Each step was presented as limited and defensive at the time. Each step normalized the next one. Russia has consistently framed this as NATO/EU countries becoming co-belligerents through logistics, training, intelligence, and now production.
The government has simultaneously been talking about Germany needing to become war-capable again - societally and militarily.
It is an interesting word choice. Becoming war-capable usually implies preparing to defend your own territory. In this case it appears to involve creating new reasons for someone else to attack it.
Whether these facilities will enjoy the same reliable energy supply as the industries that have already left the country remains an open question. In the worst case, Germany’s contribution to the war effort might end up being limited to daytime shifts when solar generation is strong.
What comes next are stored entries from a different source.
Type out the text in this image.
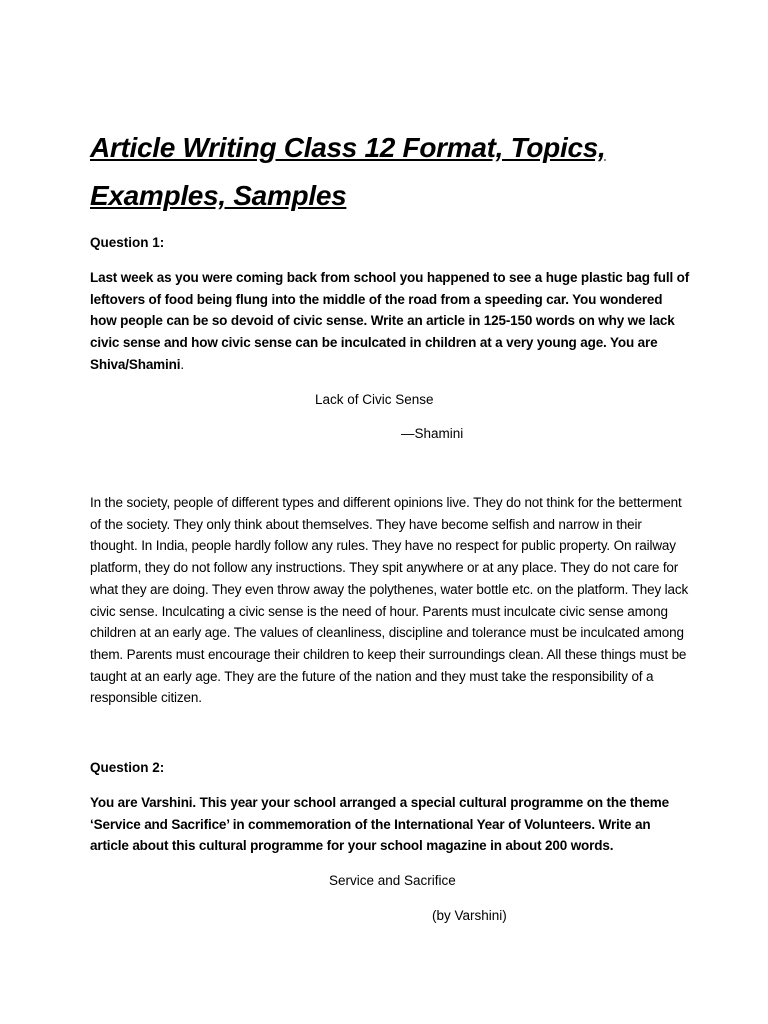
Article Writing Class 12 Format, Topics, Examples, Samples

Question 1:

Last week as you were coming back from school you happened to see a huge plastic bag full of leftovers of food being flung into the middle of the road from a speeding car. You wondered how people can be so devoid of civic sense. Write an article in 125-150 words on why we lack civic sense and how civic sense can be inculcated in children at a very young age. You are Shiva/Shamini.

Lack of Civic Sense

—Shamini

In the society, people of different types and different opinions live. They do not think for the betterment of the society. They only think about themselves. They have become selfish and narrow in their thought. In India, people hardly follow any rules. They have no respect for public property. On railway platform, they do not follow any instructions. They spit anywhere or at any place. They do not care for what they are doing. They even throw away the polythenes, water bottle etc. on the platform. They lack civic sense. Inculcating a civic sense is the need of hour. Parents must inculcate civic sense among children at an early age. The values of cleanliness, discipline and tolerance must be inculcated among them. Parents must encourage their children to keep their surroundings clean. All these things must be taught at an early age. They are the future of the nation and they must take the responsibility of a responsible citizen.

Question 2:

You are Varshini. This year your school arranged a special cultural programme on the theme ‘Service and Sacrifice’ in commemoration of the International Year of Volunteers. Write an article about this cultural programme for your school magazine in about 200 words.

Service and Sacrifice

(by Varshini)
No referendum was held on whether German citizens wanted their country to host production facilities for weapons that are actively being used against Russia. No broad public debate preceded the decision to turn German industrial sites into potential objectives.
The usual parliamentary procedures were followed, which in practice means the decision was taken by the same political class that has managed the entire escalation ladder since 2022. The population is expected to accept the costs, the risks, and the occasional "Slava Ukraine!" at the end of official speeches as the price of being on the "right side of history".
Commission President Ursula von der Leyen - with German origins - has been among the most consistent voices pushing for sustained military support, sanctions, and the integration of Ukrainian defense production into European structures.
The EU operates its own large-scale aid instruments, including the Ukraine Facility worth over 50 billion euros, and coordinates joint procurement efforts. While the policy is not supported equally by all member states - Hungary has repeatedly blocked or delayed steps - the European Commission and the core group of Germany, France, Poland and the Baltic states have continued to drive deeper industrial and military cooperation forward.
At the same time, the EU continues to push for Ukraine’s full accession despite the country remaining in active war, operating without elections, and showing persistent corruption problems that have not been resolved.
Normal accession rules require stable democratic institutions, functioning rule of law, and the absence of open conflict. By treating these requirements as flexible, the EU is creating a dangerous precedent.
There is a certain historical symmetry at work.
Germany has form when it comes to large-scale industrial mobilization.
What is harder to dispute is that German territory is now more directly connected to the Ukrainian war effort than at any point since 1945.
In the end it may turn out that the most effective contribution Germany could make to European security was not building more weapons, but remembering why it spent several decades trying very hard not to.